Josh Rogers is the senior vice president of Data Integration Business at Syncsort. Josh holds an M.B.A. from Harvard Business School and a B.A. in economics from Davidson College. He had previously worked for Bank of America, Endeca, and IBM and has more than six years of experience in data management. In this interview he talks about Syncsort’s solutions to provide improved sort capabilities for big data analytics and gives insights into open problems in this space.
Sramana Mitra: Josh, let’s start with setting some context about Syncsort. What do you do as a company? Who are the customers? What is the primary value proposition?
Josh Rogers: Syncsort is a data integration company that was founded in 1968. We were originally founded around mainframe technologies. Our original solution in the marketplace was a sort utility for the mainframe operating system. The reason I start describing the company at that point is because architectural approach that we applied to solving the processing of data at that time is relative to what we do today.
In the company’s original solution, we figured out that sort workload was taking up a huge amount of the processing power for powering mainframe workloads. What we found was to allow customers to analyze the data that they wanted to analyze. There needed to be a way to increase the performance of the sort workload as well as use less CPU time to accomplish the processing requirements of that workload. So, the company set about to define an innovative architecture to meet those two requirements.
SM: What segments of data sets were/are you working with?
JR: Originally we were working with mainframe data sets. It was largely in financial services, healthcare, and telecommunications. Those are still three of the top four verticals that we operate in.
SM: How has that evolved?
JR: What we found over the past 40 years is the ability to do more with less, as people are analyzing larger and larger data sets. We participated in every stage of computing as customers have tried to break those boundaries. Today we run on half the mainframes [we did before], and it has been a very successful business for us. When Windows and UNIX came into the data center in the early 1990s, we brought that same technology into open systems. In the early 2000s we expanded our sort capabilities to create a high-performance ETL technology. We are used in about 2,000 organizations today. Mostly those are large enterprises, but we also deal with a lot of medium-sized businesses that are in information intensive industries, such as data services or e-commerce organizations that want to do a lot of analysis.

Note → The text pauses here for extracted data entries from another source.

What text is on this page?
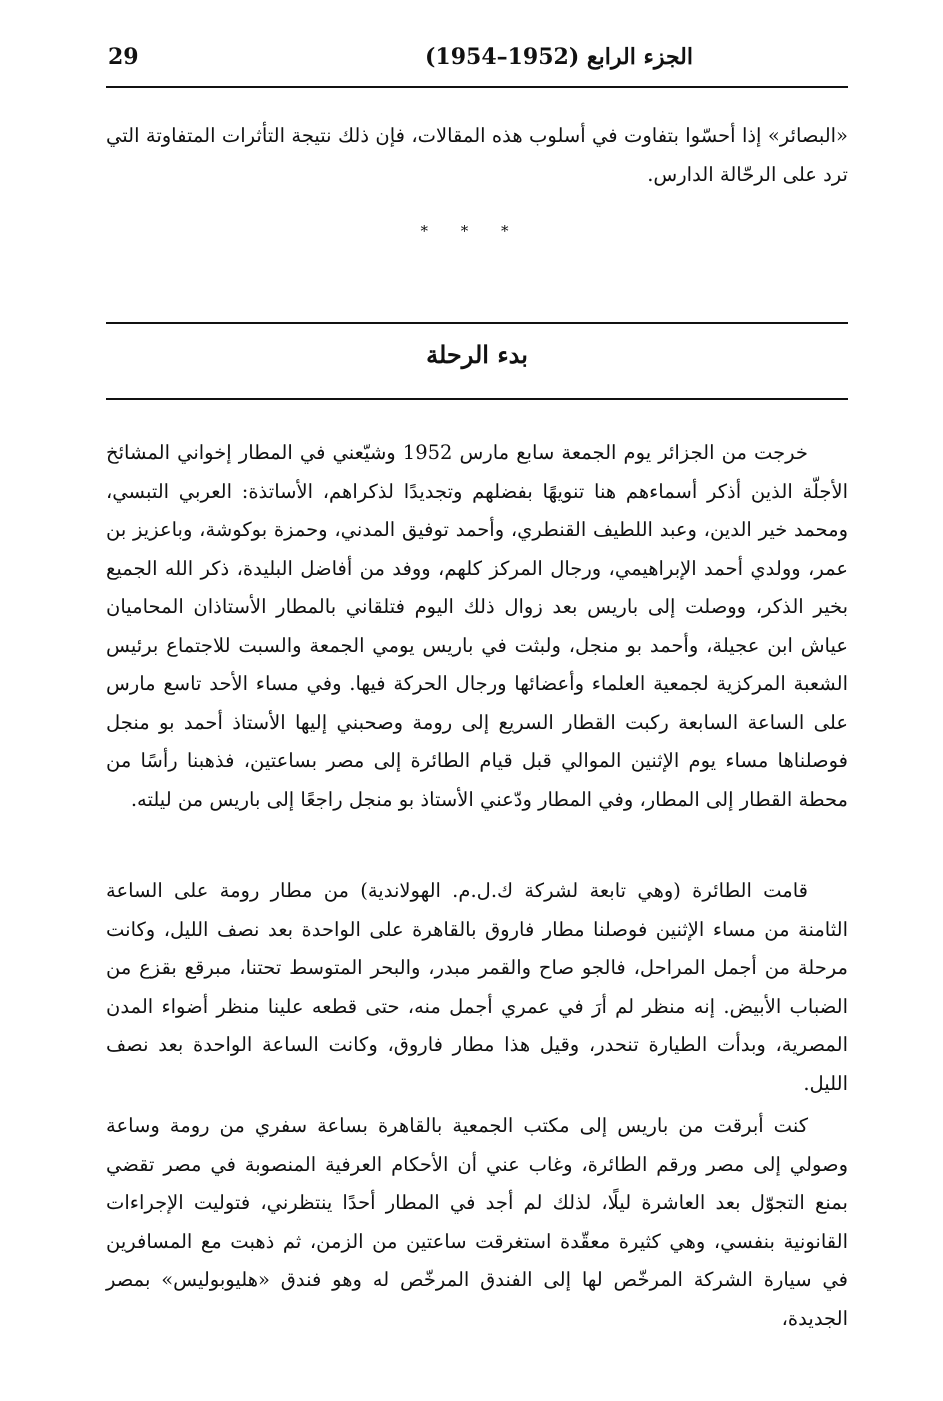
29	الجزء الرابع (1952–1954)

«البصائر» إذا أحسّوا بتفاوت في أسلوب هذه المقالات، فإن ذلك نتيجة التأثرات المتفاوتة التي ترد على الرحّالة الدارس.

* * *
بدء الرحلة

خرجت من الجزائر يوم الجمعة سابع مارس 1952 وشيّعني في المطار إخواني المشائخ الأجلّة الذين أذكر أسماءهم هنا تنويهًا بفضلهم وتجديدًا لذكراهم، الأساتذة: العربي التبسي، ومحمد خير الدين، وعبد اللطيف القنطري، وأحمد توفيق المدني، وحمزة بوكوشة، وباعزيز بن عمر، وولدي أحمد الإبراهيمي، ورجال المركز كلهم، ووفد من أفاضل البليدة، ذكر الله الجميع بخير الذكر، ووصلت إلى باريس بعد زوال ذلك اليوم فتلقاني بالمطار الأستاذان المحاميان عياش ابن عجيلة، وأحمد بو منجل، ولبثت في باريس يومي الجمعة والسبت للاجتماع برئيس الشعبة المركزية لجمعية العلماء وأعضائها ورجال الحركة فيها. وفي مساء الأحد تاسع مارس على الساعة السابعة ركبت القطار السريع إلى رومة وصحبني إليها الأستاذ أحمد بو منجل فوصلناها مساء يوم الإثنين الموالي قبل قيام الطائرة إلى مصر بساعتين، فذهبنا رأسًا من محطة القطار إلى المطار، وفي المطار ودّعني الأستاذ بو منجل راجعًا إلى باريس من ليلته.

قامت الطائرة (وهي تابعة لشركة ك.ل.م. الهولاندية) من مطار رومة على الساعة الثامنة من مساء الإثنين فوصلنا مطار فاروق بالقاهرة على الواحدة بعد نصف الليل، وكانت مرحلة من أجمل المراحل، فالجو صاح والقمر مبدر، والبحر المتوسط تحتنا، مبرقع بقزع من الضباب الأبيض. إنه منظر لم أرَ في عمري أجمل منه، حتى قطعه علينا منظر أضواء المدن المصرية، وبدأت الطيارة تنحدر، وقيل هذا مطار فاروق، وكانت الساعة الواحدة بعد نصف الليل.

كنت أبرقت من باريس إلى مكتب الجمعية بالقاهرة بساعة سفري من رومة وساعة وصولي إلى مصر ورقم الطائرة، وغاب عني أن الأحكام العرفية المنصوبة في مصر تقضي بمنع التجوّل بعد العاشرة ليلًا، لذلك لم أجد في المطار أحدًا ينتظرني، فتوليت الإجراءات القانونية بنفسي، وهي كثيرة معقّدة استغرقت ساعتين من الزمن، ثم ذهبت مع المسافرين في سيارة الشركة المرخّص لها إلى الفندق المرخّص له وهو فندق «هليوبوليس» بمصر الجديدة،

SM: What is the products and services ecosystem around you like? Whom do you sit on top of? Whom do you connect with with APIs? What do you need around you for this to work?
JR: We operate largely in the data warehousing space, which is a component of analytics. Generally, our job in the architecture is to grab data from where it sits and move it into these analytic environments. We have partnerships with companies like Teradata, Netezza, Vertica, Greenplum and a lot of the NPP data warehouses that provide large-scale analytic environments. We also have partnerships with people in the systems integration space. The goal is to make sure that we can get data from any source, bring it into the analytic environment, and do that in a performing way.